Specifically, this is a love letter to the Presbytery I serve.
It’s been a rough year and seven months, and it wasn’t a piece of cake even before March 2020. We have been misunderstood and blamed for the sins of Christians who have behaved shamefully. We have often wandered from the way of Jesus. We have lost trust in each other. We have let each other down.
And yet what the average person doesn’t know – because cable TV and social media don’t cover it – are the exquisite expressions of generosity and love that go unseen by the rest of the world. I want to thank you for the countless things I get to see and hear about every day because I’m privileged to serve on your Presbytery Staff.
Thank you to the rural congregations who have sent checks to the church helping the two Afghan men who have found safety in your community after escaping their home country. Thank you to the people who have collected grocery store gift cards for them and driven them around the county so that they could have job interviews and figure out how to get a driver’s license. Thank you for praying for their families back in Kabul and for making preparations to welcome them as soon as they can get here even though their faith and languages are different from our own.
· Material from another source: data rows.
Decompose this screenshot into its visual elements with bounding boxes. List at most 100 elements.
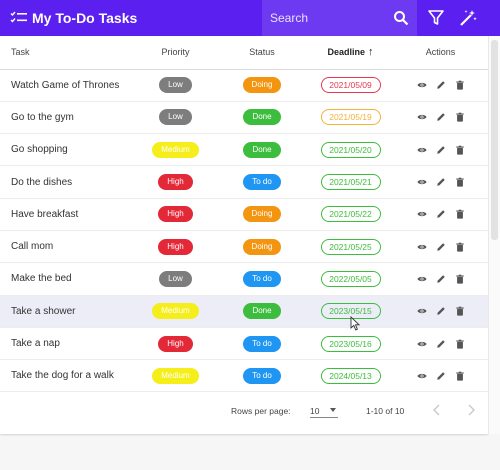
table-row[interactable]: Call mom High Doing 2021/05/25 (0, 230, 488, 264)
priority-cell: High (135, 198, 216, 231)
header-status[interactable]: Status (216, 36, 308, 70)
priority-cell: Low (135, 262, 216, 296)
status-cell: Doing (216, 69, 308, 102)
title-area: My To-Do Tasks (0, 0, 262, 36)
pencil-icon[interactable] (436, 209, 446, 219)
pencil-icon[interactable] (436, 274, 446, 284)
vertical-scrollbar[interactable] (488, 36, 500, 434)
table-row[interactable]: Go to the gym Low Done 2021/05/19 (0, 101, 488, 135)
table-row[interactable]: Take the dog for a walk Medium To do 2024/0… (0, 359, 488, 393)
deadline-chip: 2021/05/20 (320, 141, 381, 158)
row-actions (393, 339, 488, 349)
actions-cell (393, 327, 488, 361)
table-row[interactable]: Have breakfast High Doing 2021/05/22 (0, 198, 488, 231)
actions-cell (393, 101, 488, 135)
arrow-up-icon[interactable]: ↑ (368, 46, 374, 58)
table-row[interactable]: Take a shower Medium Done 2023/05/15 (0, 295, 488, 328)
task-name: Make the bed (0, 262, 135, 296)
pencil-icon[interactable] (436, 339, 446, 349)
eye-icon[interactable] (416, 306, 427, 316)
priority-chip: Medium (152, 367, 199, 384)
priority-chip: Low (159, 109, 192, 126)
eye-icon[interactable] (416, 339, 427, 349)
actions-cell (393, 295, 488, 328)
eye-icon[interactable] (416, 145, 427, 155)
filter-icon[interactable] (427, 9, 445, 27)
priority-cell: Medium (135, 295, 216, 328)
trash-icon[interactable] (455, 274, 465, 284)
eye-icon[interactable] (416, 274, 427, 284)
trash-icon[interactable] (455, 306, 465, 316)
pencil-icon[interactable] (436, 145, 446, 155)
priority-chip: Medium (152, 141, 199, 158)
status-chip: Done (243, 141, 281, 158)
status-cell: Doing (216, 198, 308, 231)
table-row[interactable]: Take a nap High To do 2023/05/16 (0, 327, 488, 361)
chevron-right-icon[interactable] (466, 404, 476, 416)
deadline-cell: 2021/05/09 (308, 69, 393, 102)
priority-cell: High (135, 327, 216, 361)
row-actions (393, 209, 488, 219)
deadline-cell: 2021/05/25 (308, 230, 393, 264)
actions-cell (393, 165, 488, 199)
rows-per-page-value: 10 (310, 406, 320, 416)
deadline-chip: 2021/05/21 (320, 174, 381, 191)
table-row[interactable]: Go shopping Medium Done 2021/05/20 (0, 133, 488, 167)
deadline-chip: 2022/05/05 (320, 270, 381, 287)
pencil-icon[interactable] (436, 112, 446, 122)
trash-icon[interactable] (455, 371, 465, 381)
eye-icon[interactable] (416, 371, 427, 381)
search-input[interactable] (270, 11, 388, 25)
eye-icon[interactable] (416, 242, 427, 252)
scrollbar-thumb[interactable] (491, 40, 498, 240)
eye-icon[interactable] (416, 80, 427, 90)
eye-icon[interactable] (416, 177, 427, 187)
header-deadline-label: Deadline (327, 47, 365, 58)
header-priority[interactable]: Priority (135, 36, 216, 70)
row-actions (393, 145, 488, 155)
trash-icon[interactable] (455, 112, 465, 123)
trash-icon[interactable] (455, 209, 465, 219)
tasks-table-card: Task Priority Status Deadline ↑ Actions W… (0, 36, 488, 434)
search-box[interactable] (262, 0, 417, 36)
pagination-range: 1-10 of 10 (366, 406, 405, 416)
pencil-icon[interactable] (436, 306, 446, 316)
priority-chip: Low (159, 270, 192, 287)
eye-icon[interactable] (416, 112, 427, 122)
priority-chip: Low (159, 77, 192, 94)
header-task[interactable]: Task (0, 36, 135, 70)
trash-icon[interactable] (455, 177, 465, 187)
rows-per-page-select[interactable]: 10 (310, 402, 338, 418)
table-row[interactable]: Do the dishes High To do 2021/05/21 (0, 165, 488, 199)
magic-wand-icon[interactable] (459, 9, 477, 27)
table-row[interactable]: Make the bed Low To do 2022/05/05 (0, 262, 488, 296)
priority-chip: Medium (152, 303, 199, 320)
pencil-icon[interactable] (436, 177, 446, 187)
tasks-table: Task Priority Status Deadline ↑ Actions W… (0, 36, 488, 393)
status-cell: Doing (216, 230, 308, 264)
task-name: Have breakfast (0, 198, 135, 231)
trash-icon[interactable] (455, 339, 465, 349)
deadline-cell: 2024/05/13 (308, 359, 393, 393)
status-cell: To do (216, 327, 308, 361)
priority-chip: High (158, 174, 193, 191)
actions-cell (393, 230, 488, 264)
pencil-icon[interactable] (436, 242, 446, 252)
deadline-cell: 2021/05/21 (308, 165, 393, 199)
trash-icon[interactable] (455, 80, 465, 90)
header-deadline[interactable]: Deadline ↑ (308, 36, 393, 70)
row-actions (393, 242, 488, 252)
status-chip: Doing (242, 206, 282, 223)
table-row[interactable]: Watch Game of Thrones Low Doing 2021/05/09 (0, 69, 488, 102)
pencil-icon[interactable] (436, 80, 446, 90)
trash-icon[interactable] (455, 145, 465, 155)
priority-cell: Low (135, 69, 216, 102)
trash-icon[interactable] (455, 242, 465, 252)
actions-cell (393, 359, 488, 393)
row-actions (393, 274, 488, 284)
eye-icon[interactable] (416, 209, 427, 219)
pencil-icon[interactable] (436, 371, 446, 381)
search-icon[interactable] (393, 10, 409, 26)
app-title: My To-Do Tasks (32, 10, 138, 26)
chevron-left-icon[interactable] (432, 404, 442, 416)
Thank you volunteers who lead Zoom small groups for youth members on random weeknights. We needed more of you than we expected because more youth signed up than expected and you stepped up to ensure that isolated kids found safe spiritual places.
Thank you to the woman who “just wanted to study what the Bible said about racism” and found herself leading an online book group of 25 people from all over the state. I knew you would be fine, even with the cranky ones.
Thank you to the pastors who keep going even when parishioners criticize you for everything from encouraging mask-wearing and vaxxing to opening up the building “too soon.” And thanks especially to brave elders whose first priority was safety for your siblings in Christ as your friends threatened to “leave the church” if you didn’t do what they wanted.
Thank you to churches who’ve found the funds to subscribe to The Bulb so that your neighbors could have free vegetables. Thanks to that little church with 50 members who serves over 300 people every week and figured out a way to distribute milk and meat in addition to fruits and vegetables. You know who you are.
Thank you for the oldest generations in our congregations who have arranged to leave funds to our Presbytery for everything from supplementing the salaries of young pastors to church development grants. To their children: you will never know how much your parents’ legacy has meant to new ministers and congregations in need of technical upgrades, coaching, and mission project support.
Thank you seminarians for pursuing a calling to professional ministry although your parents wanted you to go to business school. You are essential colleagues and we need you.
Thank you to all who pay attention to the disparities in clergy salaries, the not-so-sexy needs in our cities and towns, and the people who are being excluded from the table.
Thank you to the congregations who realize that they don’t have the energy and capacity to be a Church for the next generations. Thank you for allowing yourselves to die so that something new can be resurrected after you are gone.
I have the unique privilege of seeing all these things every day. Yes, there are some discouraging things I also see. There are some heartbreaking things I see. But the overwhelming activity of The Church I serve is life-giving and hopeful and obsessed with serving “the least of these.” Thank you.
May God bless you as we remember this weekend that we are still reforming.